Recent progress on nonlinear properties of parity-time ($\cal PT$-) symmetric systems is comprehensively reviewed in this article. $\cal PT$ symmetry started out in non-Hermitian quantum mechanics, where complex potentials obeying $\cal PT$ symmetry could exhibit all-real spectra. This concept later spread out to optics, Bose-Einstein condensates, electronic circuits, and many other physical fields, where a judicious balancing of gain and loss constitutes a $\cal PT$-symmetric system. The natural inclusion of nonlinearity into these $\cal PT$ systems then gave rise to a wide array of new phenomena which have no counterparts in traditional dissipative systems.

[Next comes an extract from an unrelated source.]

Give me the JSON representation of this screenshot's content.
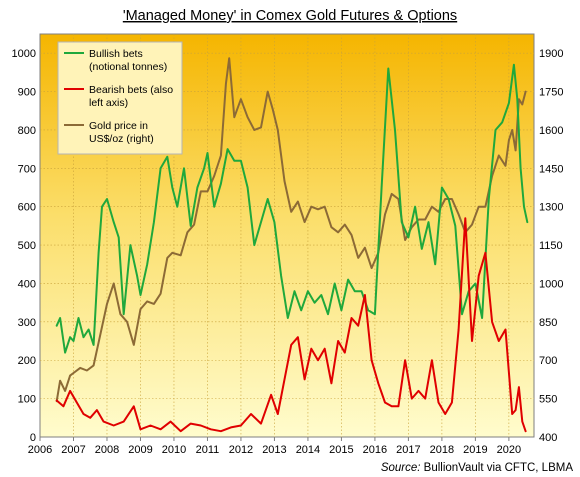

Examples include the existence of continuous families of nonlinear modes and integrals of motion, stabilization of nonlinear modes above $\cal PT$-symmetry phase transition, symmetry breaking of nonlinear modes, distinctive soliton dynamics, and many others. In this article, nonlinear $\cal PT$-symmetric systems arising from various physical disciplines are presented; nonlinear properties of these systems are thoroughly elucidated; and relevant experimental results are described. In addition, emerging applications of $\cal PT$ symmetry are pointed out.